• Ukraine conflict weighs on markets; Retailers fall
     | August 29,2014
    ap file photo

    The Ukraine conflict and other economic factors had a widespread negative impact on U.S. markets Thursday.

    The escalating conflict in Ukraine combined with disappointing earnings and profit outlooks from several retailers dragged stocks lower Thursday afternoon, eclipsing some good news on the U.S. economy. Trading was light ahead of the Labor Day holiday weekend.


    The S&P 500 fell two points, or 0.1 percent, to 1,997 as of 1:07 p.m. Eastern. The Dow Jones industrial average slid 34 points, or 0.2 percent, to 17,087. The Nasdaq composite shed eight points, or 0.2 percent, to 4,561.


    Ukraine President Petro Poroshenko said Russian forces have entered his country and called an emergency meeting of the nation’s security council. Security officials said two columns of tanks entered the country’s southeast earlier in the day.


    Abercrombie & Fitch fell 3.8 percent after the teen clothing company reported revenue that fell short of analysts’ estimates. Tough competition and fickle teen tastes have dampened sales this year. The stock slid $1.63 to $42.37.


    Williams-Sonoma dropped 11.2 percent after the seller of cookware and home furnishings issued a disappointing full-year profit outlook late Wednesday.
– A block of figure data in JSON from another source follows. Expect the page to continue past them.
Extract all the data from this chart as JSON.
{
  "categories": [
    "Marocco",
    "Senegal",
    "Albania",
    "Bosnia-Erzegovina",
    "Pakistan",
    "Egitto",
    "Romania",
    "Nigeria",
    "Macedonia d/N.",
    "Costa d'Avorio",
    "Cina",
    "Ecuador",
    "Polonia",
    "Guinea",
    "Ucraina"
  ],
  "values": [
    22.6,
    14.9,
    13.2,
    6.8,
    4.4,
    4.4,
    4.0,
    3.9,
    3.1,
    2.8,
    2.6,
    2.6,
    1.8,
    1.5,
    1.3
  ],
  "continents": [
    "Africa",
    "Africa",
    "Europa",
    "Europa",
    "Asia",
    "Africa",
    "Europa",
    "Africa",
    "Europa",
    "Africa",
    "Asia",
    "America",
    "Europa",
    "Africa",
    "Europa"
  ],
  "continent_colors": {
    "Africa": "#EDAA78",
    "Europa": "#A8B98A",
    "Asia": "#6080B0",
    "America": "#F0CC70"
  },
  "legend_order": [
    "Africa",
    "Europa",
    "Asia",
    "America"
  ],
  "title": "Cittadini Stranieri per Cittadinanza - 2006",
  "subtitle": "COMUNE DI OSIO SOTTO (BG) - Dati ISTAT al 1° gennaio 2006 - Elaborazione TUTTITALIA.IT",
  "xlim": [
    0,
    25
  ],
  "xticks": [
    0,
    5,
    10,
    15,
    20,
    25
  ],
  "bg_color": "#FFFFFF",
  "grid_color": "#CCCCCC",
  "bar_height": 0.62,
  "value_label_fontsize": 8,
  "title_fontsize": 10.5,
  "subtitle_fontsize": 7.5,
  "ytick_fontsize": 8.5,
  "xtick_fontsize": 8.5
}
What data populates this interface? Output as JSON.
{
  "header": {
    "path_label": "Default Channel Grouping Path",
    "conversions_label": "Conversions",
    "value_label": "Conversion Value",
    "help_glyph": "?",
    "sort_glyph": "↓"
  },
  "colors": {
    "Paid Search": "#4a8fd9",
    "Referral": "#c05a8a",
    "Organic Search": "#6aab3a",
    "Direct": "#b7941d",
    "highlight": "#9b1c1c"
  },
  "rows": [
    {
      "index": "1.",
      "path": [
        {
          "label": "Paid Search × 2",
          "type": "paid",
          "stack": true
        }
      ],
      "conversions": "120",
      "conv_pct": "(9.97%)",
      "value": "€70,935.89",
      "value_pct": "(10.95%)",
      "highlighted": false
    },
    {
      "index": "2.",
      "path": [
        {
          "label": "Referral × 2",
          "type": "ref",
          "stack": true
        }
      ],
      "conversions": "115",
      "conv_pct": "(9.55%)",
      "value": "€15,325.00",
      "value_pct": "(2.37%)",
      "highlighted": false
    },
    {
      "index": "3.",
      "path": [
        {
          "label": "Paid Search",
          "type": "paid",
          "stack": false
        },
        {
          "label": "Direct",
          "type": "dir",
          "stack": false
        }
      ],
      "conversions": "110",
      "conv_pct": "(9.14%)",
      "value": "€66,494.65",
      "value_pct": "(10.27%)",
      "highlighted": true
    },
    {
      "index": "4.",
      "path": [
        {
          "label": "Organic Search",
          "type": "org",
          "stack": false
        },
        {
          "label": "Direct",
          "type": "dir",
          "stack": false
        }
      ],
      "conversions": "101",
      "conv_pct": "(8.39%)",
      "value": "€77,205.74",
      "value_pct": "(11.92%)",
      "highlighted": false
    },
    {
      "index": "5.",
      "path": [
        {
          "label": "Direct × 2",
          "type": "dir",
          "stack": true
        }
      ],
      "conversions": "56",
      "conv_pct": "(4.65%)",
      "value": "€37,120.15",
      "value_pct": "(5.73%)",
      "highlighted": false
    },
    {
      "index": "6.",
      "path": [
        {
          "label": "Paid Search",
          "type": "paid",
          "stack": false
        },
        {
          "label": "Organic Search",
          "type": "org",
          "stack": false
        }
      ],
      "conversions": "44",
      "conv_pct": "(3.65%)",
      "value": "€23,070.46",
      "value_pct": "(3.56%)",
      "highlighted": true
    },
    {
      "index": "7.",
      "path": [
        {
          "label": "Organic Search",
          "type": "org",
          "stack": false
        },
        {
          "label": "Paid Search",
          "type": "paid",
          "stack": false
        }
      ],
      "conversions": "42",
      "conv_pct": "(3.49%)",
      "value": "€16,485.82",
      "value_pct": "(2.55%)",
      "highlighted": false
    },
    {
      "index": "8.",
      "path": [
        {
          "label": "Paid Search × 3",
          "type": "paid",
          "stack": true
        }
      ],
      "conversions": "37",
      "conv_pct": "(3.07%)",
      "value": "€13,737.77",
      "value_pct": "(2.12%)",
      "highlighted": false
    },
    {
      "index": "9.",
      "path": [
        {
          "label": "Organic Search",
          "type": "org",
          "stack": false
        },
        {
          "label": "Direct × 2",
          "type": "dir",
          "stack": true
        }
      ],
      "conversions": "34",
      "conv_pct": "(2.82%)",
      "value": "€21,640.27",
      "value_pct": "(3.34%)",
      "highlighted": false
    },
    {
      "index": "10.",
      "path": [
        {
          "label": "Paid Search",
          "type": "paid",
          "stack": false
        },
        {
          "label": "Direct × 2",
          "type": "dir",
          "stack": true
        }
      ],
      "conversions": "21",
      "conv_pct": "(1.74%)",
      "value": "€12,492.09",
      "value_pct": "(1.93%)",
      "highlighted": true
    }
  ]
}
The stock shed $8.39 to $66.50. Tilly’s tumbled 6.3 percent after the retailer forecast a difficult summer, saying customer traffic is down and merchandise discounts are cutting into its profit. The stock slid 54 cents to $7.98.


    Seven of the 10 sectors in the S&P 500 fell, with financials leading the slide. Utilities rose. TripAdvisor was the biggest decliner in the S&P 500, sliding $2.88, or 2.8 percent, to $98.90.


    The Commerce Department estimates that the U.S. economy grew at an annual rate of 4.2 percent in the April-June quarter, better than previously thought. The assessment supports expectations that the second half of 2014 will prove far stronger than the first half.


    The Labor Department said the number of Americans seeking unemployment benefits slipped last week to 298,000, a low level that signals employers are cutting fewer jobs and hiring is likely to remain strong.


    While the situation in Ukraine is a factor, some investors are also worried that the surprisingly strong economic growth and unemployment benefit application data will spur the Federal Reserve to move up its timetable on lifting interest rates, said Doug Cote, chief market strategist at Voya Investment Management.

    “The strong economic data is going to force the Fed’s hand to start raising rates,” Cote said.

    Most economists have been anticipating that the Fed will begin raising its key interest rate by mid-2015.


    Despite having its nearly $9 billion offer to buy Family Dollar Stores rejected last week, Dollar General said it remains committed to acquiring its rival. Last week, Family Dollar rejected Dollar General’s offer in favor of a slightly smaller one from rival Dollar Tree, saying a deal with Dollar General would be too hard to get approved by antitrust regulators. Dollar General added $1.01, or 1.6 percent, to $64.71, while Family Dollar rose 10 cents to $79.90. Dollar Tree gained 33 cents to $53.89.


    Bond prices rose as investors sought out lower-risk assets. The yield on the 10-year Treasury note fell to 2.33 percent. Benchmark U.S. crude rose 66 cents to $94.54 a barrel in New York. Gold climbed $7.30 to $1,290.70 an ounce.